Greg May

Current position
- Title: Head coach
- Team: Minnesota Golden Gophers
- Conference: WCHA
- Record: 0–0–0

Biographical details
- Born: May 2, 1985 (age 41) Burnsville, Minnesota
- Education: Augsburg University

Playing career
- 2003–07: Augsburg University

Coaching career (HC unless noted)
- 2021–23: Augsburg University
- 2023–26: Minnesota (Associate HC)
- 2026–present: Minnesota

Head coaching record
- Overall: 41–15–2

Accomplishments and honors

Championships
- MIAC Regular Season (2022); MIAC tournament (2023);

Awards
- MIAC Coach of the Year (2022);

= Greg May =

American college ice hockey coach (born 1985)
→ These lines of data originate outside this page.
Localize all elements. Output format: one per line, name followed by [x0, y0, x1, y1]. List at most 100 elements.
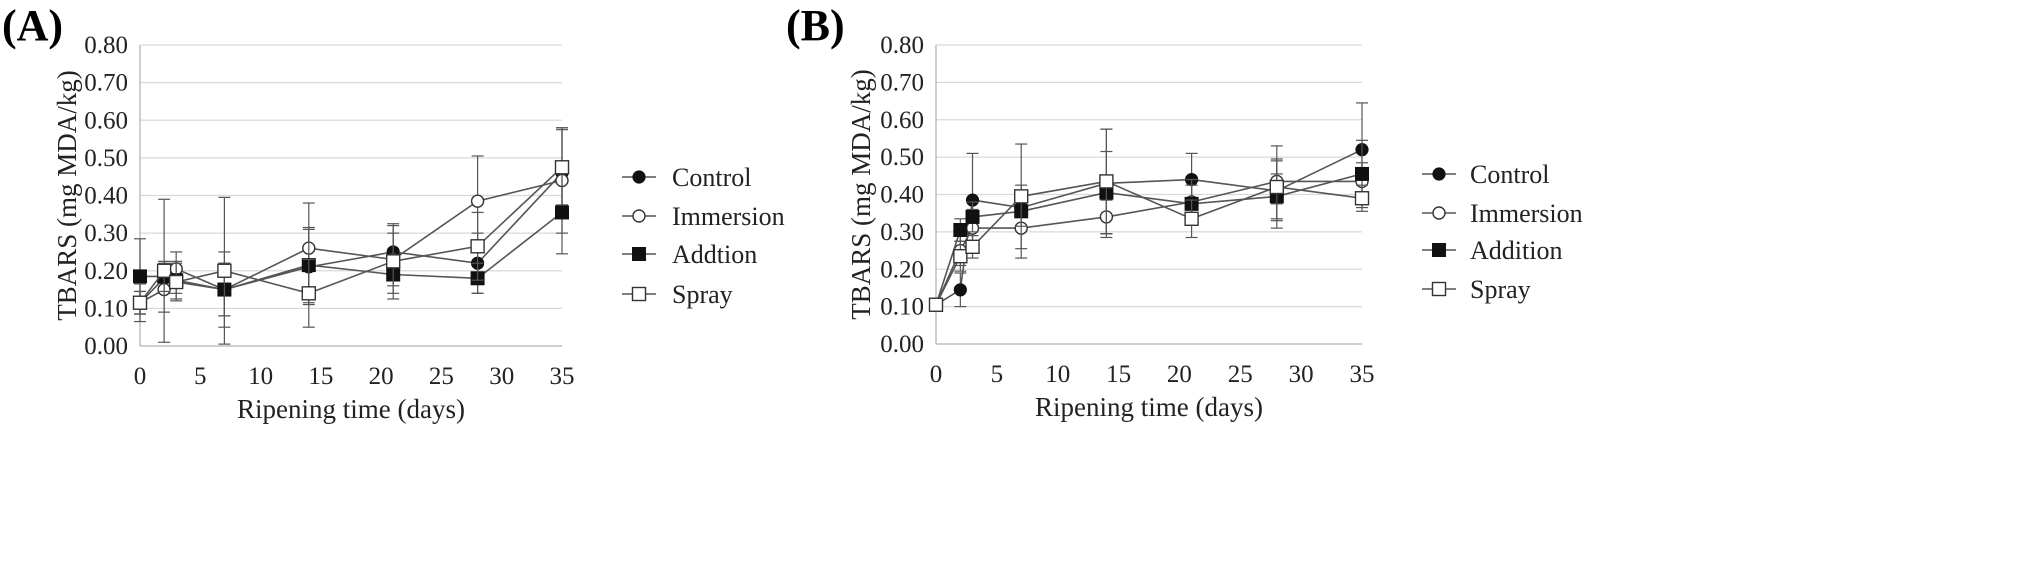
x-tick-label: 30	[1289, 361, 1314, 388]
x-tick-label: 20	[369, 363, 394, 390]
data-point	[217, 263, 232, 278]
series-line	[935, 173, 1363, 306]
y-tick-label: 0.70	[84, 70, 128, 97]
data-point	[965, 209, 980, 224]
data-point	[470, 239, 485, 254]
x-tick-label: 20	[1167, 361, 1192, 388]
y-tick-label: 0.10	[84, 295, 128, 322]
y-tick-label: 0.40	[84, 183, 128, 210]
panel-label: (B)	[786, 1, 845, 50]
legend-item: Immersion	[1422, 199, 1583, 228]
legend-marker	[1432, 206, 1446, 220]
y-tick-label: 0.50	[880, 144, 924, 171]
legend-marker	[632, 170, 646, 184]
legend-item: Addtion	[622, 240, 757, 269]
data-point	[1184, 211, 1199, 226]
y-tick-label: 0.40	[880, 182, 924, 209]
panel-a: (A) 0.00 0.10 0.20 0.30 0.40 0.50 0.60 0.70 0.80 0…	[2, 1, 785, 424]
data-point	[953, 223, 968, 238]
x-tick-label: 15	[308, 363, 333, 390]
x-tick-label: 30	[489, 363, 514, 390]
legend-item: Control	[622, 163, 751, 192]
x-tick-label: 15	[1106, 361, 1131, 388]
legend-label: Control	[672, 163, 751, 192]
x-tick-label: 25	[429, 363, 454, 390]
x-tick-label: 35	[1350, 361, 1375, 388]
legend-item: Addition	[1422, 236, 1562, 265]
series-control	[929, 102, 1369, 312]
series-line	[139, 166, 563, 304]
data-point	[953, 248, 968, 264]
data-point	[132, 295, 148, 310]
legend-item: Spray	[622, 280, 733, 309]
legend-marker	[1431, 281, 1447, 297]
series-spray	[928, 128, 1370, 312]
data-point	[953, 283, 967, 297]
series-addition	[929, 139, 1369, 312]
legend-label: Addtion	[672, 240, 757, 269]
legend-item: Control	[1422, 160, 1549, 189]
y-tick-label: 0.50	[84, 145, 128, 172]
x-tick-label: 5	[991, 361, 1004, 388]
x-axis-title: Ripening time (days)	[237, 394, 465, 424]
data-point	[965, 239, 980, 255]
y-axis-title: TBARS (mg MDA/kg)	[52, 70, 82, 321]
y-tick-label: 0.70	[880, 69, 924, 96]
legend-label: Immersion	[1470, 199, 1583, 228]
data-point	[1099, 174, 1114, 189]
data-point	[1269, 179, 1285, 195]
data-point	[1355, 166, 1369, 181]
x-tick-label: 10	[1045, 361, 1070, 388]
y-tick-label: 0.80	[84, 32, 128, 59]
panel-label: (A)	[2, 1, 63, 50]
y-tick-label: 0.00	[880, 331, 924, 358]
legend-marker	[632, 247, 646, 261]
legend-label: Spray	[1470, 275, 1531, 304]
y-tick-label: 0.60	[880, 107, 924, 134]
panel-b: (B) 0.00 0.10 0.20 0.30 0.40 0.50 0.60 0.70 0.80 0…	[786, 1, 1583, 422]
series-line	[935, 180, 1363, 306]
legend-label: Control	[1470, 160, 1549, 189]
data-point	[133, 269, 147, 284]
series-line	[139, 172, 563, 304]
y-tick-label: 0.20	[880, 256, 924, 283]
legend-marker	[631, 286, 647, 302]
legend-marker	[632, 209, 646, 223]
y-tick-label: 0.60	[84, 107, 128, 134]
data-point	[470, 194, 485, 208]
x-tick-label: 5	[194, 363, 207, 390]
y-tick-label: 0.00	[84, 333, 128, 360]
data-point	[168, 274, 184, 290]
y-tick-label: 0.30	[880, 219, 924, 246]
legend-label: Addition	[1470, 236, 1562, 265]
data-point	[386, 254, 401, 269]
legend-item: Immersion	[622, 202, 785, 231]
y-axis-title: TBARS (mg MDA/kg)	[846, 69, 876, 320]
legend-item: Spray	[1422, 275, 1531, 304]
x-tick-label: 25	[1228, 361, 1253, 388]
legend-marker	[1432, 243, 1446, 257]
data-point	[928, 297, 944, 312]
x-axis-title: Ripening time (days)	[1035, 392, 1263, 422]
data-point	[1014, 189, 1029, 204]
series-spray	[132, 129, 570, 345]
y-tick-label: 0.10	[880, 294, 924, 321]
data-point	[1354, 191, 1370, 206]
x-tick-label: 35	[550, 363, 575, 390]
legend-marker	[1432, 167, 1446, 181]
y-tick-label: 0.20	[84, 258, 128, 285]
x-tick-label: 10	[248, 363, 273, 390]
series-line	[935, 148, 1363, 306]
data-point	[555, 205, 569, 220]
x-tick-label: 0	[134, 363, 147, 390]
legend-label: Spray	[672, 280, 733, 309]
x-tick-label: 0	[930, 361, 943, 388]
legend-label: Immersion	[672, 202, 785, 231]
y-tick-label: 0.30	[84, 220, 128, 247]
data-point	[554, 160, 570, 175]
data-point	[301, 286, 316, 301]
y-tick-label: 0.80	[880, 32, 924, 59]
data-point	[156, 263, 172, 278]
Greg "Boom" May (born May 2, 1985) is the women's ice hockey head coach at the University of Minnesota. He is the program's third head coach, taking over from Brad Frost in 2026.

== Early life ==

Greg May was born and raised in Burnsville, Minnesota. He graduated from Augsburg University in 2003 with a bachelor's degree in health education and physical education. He then got a master's degree in education leadership from Concordia University in Saint Paul, Minnesota. He spent ten years coaching at different high schools in Minnesota, including at Blake School, Farmington High School, as well as at his high school alma mater, Burnsville High School. His first collegiate coaching experience came as the Director of Hockey Operations for the Minnesota Golden Gophers men's team. He then moved on to coach at his collegiate alma mater, Augsburg University, for two years, before returning to the University of Minnesota as associate head coach for the women's team.

== Head coaching record ==

Record table
Season: Team; Overall; Conference; Standing; Postseason
Minnesota Golden Gophers (Western Collegiate Hockey Association) (2007–present)
2021–22: Augsburg; 25–5–0; 14–2–0; 1st; NCAA Quarterfinals
2022–23: Augsburg; 16–10–2; 10–5–1; 2nd; NCAA Frozen Four
Augsburg:: 41–15–2; 24–7–1
Total:: 41–15–2
National champion Postseason invitational champion Conference regular season champion Conference regular season and conference tournament champion Division regular season champion Division regular season and conference tournament champion Conference tournament champion

== Personal life ==

May is married to Lenia, and they have two daughters together.